Iannone zakończył testowe ściganie w Walencji z czwartym rezultatem. - Nie było tak źle. Zespół i ja rozumiemy się bardzo dobrze, a co ważniejsze, nadal możemy się poprawić. Japońscy inżynierowie dokładnie słuchają moich uwag i myślę, że dostarczyłem im już ciekawych informacji - powiedział "Maniac".

W środę zawodnik Suzuki zanotował groźnie wyglądający upadek, po którym długo nie oglądaliśmy go na torze. Jak się okazało, w wyniku wywrotki Iannone zniszczył kombinezon, a nie miał już zapasowych. 27-latek musiał szybko nabyć nowy strój w jednym ze sklepów motocyklowych w Walencji. - Upadek był naprawdę dziwny. Jechałem wolno, dopiero co wyjechałem z alei serwisowej. Ledwo dotknąłem hamulca i już doszło do upadku.

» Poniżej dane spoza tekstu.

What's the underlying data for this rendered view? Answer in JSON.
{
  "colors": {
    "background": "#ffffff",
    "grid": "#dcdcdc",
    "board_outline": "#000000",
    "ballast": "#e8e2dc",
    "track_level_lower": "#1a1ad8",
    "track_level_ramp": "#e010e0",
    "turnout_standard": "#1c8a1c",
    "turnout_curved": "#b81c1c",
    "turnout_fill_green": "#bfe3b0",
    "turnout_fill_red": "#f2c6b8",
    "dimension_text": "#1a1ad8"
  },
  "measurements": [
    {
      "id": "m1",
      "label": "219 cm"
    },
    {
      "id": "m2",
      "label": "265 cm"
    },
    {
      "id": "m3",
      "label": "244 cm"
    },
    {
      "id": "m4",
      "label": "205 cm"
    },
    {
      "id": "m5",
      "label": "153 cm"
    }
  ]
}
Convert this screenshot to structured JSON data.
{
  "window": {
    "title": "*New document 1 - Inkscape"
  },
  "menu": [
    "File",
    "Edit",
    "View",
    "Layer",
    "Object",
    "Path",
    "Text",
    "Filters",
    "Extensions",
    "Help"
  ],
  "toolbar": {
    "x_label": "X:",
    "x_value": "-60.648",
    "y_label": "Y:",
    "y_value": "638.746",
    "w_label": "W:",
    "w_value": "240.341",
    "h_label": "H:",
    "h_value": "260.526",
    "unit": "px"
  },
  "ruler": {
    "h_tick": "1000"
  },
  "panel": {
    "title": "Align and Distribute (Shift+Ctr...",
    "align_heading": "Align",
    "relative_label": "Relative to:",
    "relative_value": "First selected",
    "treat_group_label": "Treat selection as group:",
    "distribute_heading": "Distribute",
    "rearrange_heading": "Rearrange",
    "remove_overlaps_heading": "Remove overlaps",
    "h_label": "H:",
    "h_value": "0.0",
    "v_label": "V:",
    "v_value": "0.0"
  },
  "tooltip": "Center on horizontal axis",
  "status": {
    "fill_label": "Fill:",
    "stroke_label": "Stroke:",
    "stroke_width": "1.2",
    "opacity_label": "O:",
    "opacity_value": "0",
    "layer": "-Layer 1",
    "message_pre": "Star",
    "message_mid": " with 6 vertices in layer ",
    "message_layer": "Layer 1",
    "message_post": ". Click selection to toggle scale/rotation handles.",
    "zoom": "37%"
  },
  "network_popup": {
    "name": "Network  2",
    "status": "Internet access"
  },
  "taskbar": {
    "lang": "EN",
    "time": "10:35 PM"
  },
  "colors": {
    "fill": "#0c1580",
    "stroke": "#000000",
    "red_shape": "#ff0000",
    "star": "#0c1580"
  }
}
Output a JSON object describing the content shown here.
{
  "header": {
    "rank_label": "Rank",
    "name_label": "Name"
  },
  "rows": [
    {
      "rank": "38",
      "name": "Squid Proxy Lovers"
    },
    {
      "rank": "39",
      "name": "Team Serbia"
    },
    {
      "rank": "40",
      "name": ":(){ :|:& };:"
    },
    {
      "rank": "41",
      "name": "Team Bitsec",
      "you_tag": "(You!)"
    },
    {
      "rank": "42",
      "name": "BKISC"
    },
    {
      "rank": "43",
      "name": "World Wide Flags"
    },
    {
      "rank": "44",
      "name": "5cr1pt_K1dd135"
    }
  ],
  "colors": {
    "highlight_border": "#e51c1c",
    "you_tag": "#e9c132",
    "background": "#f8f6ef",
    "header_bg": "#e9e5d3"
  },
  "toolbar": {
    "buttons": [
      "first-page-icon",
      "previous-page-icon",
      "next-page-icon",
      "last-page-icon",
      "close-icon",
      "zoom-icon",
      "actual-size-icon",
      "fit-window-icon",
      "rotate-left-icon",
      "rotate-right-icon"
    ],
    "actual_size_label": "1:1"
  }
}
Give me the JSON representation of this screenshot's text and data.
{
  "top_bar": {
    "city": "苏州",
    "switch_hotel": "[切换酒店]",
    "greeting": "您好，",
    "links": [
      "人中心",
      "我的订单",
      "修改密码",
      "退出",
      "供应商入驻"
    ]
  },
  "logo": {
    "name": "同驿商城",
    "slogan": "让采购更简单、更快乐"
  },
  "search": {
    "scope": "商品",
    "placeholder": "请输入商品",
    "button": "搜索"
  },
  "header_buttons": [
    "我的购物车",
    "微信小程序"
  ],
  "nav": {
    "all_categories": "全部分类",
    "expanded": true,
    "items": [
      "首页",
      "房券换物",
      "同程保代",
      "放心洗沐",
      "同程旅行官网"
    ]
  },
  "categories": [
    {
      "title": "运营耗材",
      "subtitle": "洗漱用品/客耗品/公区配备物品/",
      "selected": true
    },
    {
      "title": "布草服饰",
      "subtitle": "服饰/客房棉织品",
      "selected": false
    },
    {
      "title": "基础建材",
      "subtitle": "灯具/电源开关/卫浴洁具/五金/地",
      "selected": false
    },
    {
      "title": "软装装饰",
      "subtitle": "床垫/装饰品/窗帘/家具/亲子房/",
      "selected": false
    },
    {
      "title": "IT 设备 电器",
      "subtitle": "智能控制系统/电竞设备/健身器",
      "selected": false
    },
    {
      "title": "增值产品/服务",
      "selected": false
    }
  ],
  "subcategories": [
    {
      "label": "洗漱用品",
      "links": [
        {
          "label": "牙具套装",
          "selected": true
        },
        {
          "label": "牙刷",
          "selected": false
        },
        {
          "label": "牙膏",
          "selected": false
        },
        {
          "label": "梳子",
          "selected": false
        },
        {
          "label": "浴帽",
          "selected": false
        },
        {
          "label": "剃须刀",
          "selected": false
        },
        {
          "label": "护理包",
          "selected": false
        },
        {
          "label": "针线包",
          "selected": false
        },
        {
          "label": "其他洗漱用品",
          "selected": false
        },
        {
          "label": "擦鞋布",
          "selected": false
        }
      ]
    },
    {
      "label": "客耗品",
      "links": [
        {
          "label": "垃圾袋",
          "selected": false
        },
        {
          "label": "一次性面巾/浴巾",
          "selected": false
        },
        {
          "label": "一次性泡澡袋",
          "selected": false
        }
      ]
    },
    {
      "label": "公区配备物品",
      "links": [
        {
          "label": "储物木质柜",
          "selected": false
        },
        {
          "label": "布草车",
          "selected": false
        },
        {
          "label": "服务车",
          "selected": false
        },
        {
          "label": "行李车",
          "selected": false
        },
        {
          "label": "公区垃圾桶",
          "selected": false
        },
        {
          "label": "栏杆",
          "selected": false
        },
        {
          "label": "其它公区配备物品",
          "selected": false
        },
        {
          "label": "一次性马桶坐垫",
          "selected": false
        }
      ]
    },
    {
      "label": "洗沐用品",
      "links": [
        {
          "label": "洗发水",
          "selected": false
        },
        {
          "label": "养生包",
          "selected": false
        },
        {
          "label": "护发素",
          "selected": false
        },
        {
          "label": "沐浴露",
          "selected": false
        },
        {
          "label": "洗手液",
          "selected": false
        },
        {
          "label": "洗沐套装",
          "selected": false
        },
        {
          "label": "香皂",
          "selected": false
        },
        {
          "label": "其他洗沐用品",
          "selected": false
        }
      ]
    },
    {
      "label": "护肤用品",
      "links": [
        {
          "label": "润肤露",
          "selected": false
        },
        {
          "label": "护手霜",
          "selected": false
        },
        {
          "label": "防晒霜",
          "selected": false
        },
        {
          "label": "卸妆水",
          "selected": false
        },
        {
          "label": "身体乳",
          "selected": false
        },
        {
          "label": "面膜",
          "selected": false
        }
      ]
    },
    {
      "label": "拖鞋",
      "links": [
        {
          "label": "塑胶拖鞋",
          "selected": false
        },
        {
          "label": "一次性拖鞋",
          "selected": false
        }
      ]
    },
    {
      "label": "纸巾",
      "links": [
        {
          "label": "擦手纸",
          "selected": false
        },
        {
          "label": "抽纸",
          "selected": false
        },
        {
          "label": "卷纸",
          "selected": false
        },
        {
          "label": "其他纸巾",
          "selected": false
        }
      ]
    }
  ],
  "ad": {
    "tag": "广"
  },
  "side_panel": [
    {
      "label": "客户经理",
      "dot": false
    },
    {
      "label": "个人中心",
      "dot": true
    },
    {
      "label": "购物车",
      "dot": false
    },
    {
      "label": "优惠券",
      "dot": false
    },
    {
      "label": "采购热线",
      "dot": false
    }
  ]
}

Potem Loris Capirossi sprawdzał tor i powiedział mi, że biała linia w tym miejscu jest bardzo śliska. Tyle, że ja jej nie dotknąłem. Jednak wtedy temperatura była jeszcze niska, jechałem na twardej i używanej oponie. Myślę, że to jest przyczyna upadku - dodał.

Iannone stracił w Walencji 0.624 s. do najszybszego Mavericka Vinalesa. Włoch przekonuje jednak, że mógł osiągnąć jeszcze lepszy rezultat. - Nie jechałem na maksimum swoich możliwości. Po dwóch wypadkach straciłem trochę pewności siebie i byłem bardziej ostrożny niż zwykle. Nie wykorzystałem w pełni możliwości nowych opon - stwierdził Iannone.

Na początku tego sezonu Aleix Espargaro, którego miejsce w zespole zajął Iannone, krytykował motocykl Suzuki za zachowanie w trakcie hamowania. Iannone nie podziela jednak opinii Hiszpana. - Nie powiedziałbym, że motocykl jest zły na hamowaniach. Jednak trzeba zrozumieć jego zachowanie. Nie można atakować nagle przedniego hamulca, bo to się źle kończy. Po prostu trzeba jeździć tym motocyklem nieco inaczej. Za to prędkość w zakręcie jest większa. To jest aspekt, który mi się podoba i pasuje do mojego stylu jazdy - podsumował.

ZOBACZ WIDEO Milena Radecka i Jerzy Dudek zachęcają do sportu (źródło TVP)

{"id":"","title":""}

Komentarze (0)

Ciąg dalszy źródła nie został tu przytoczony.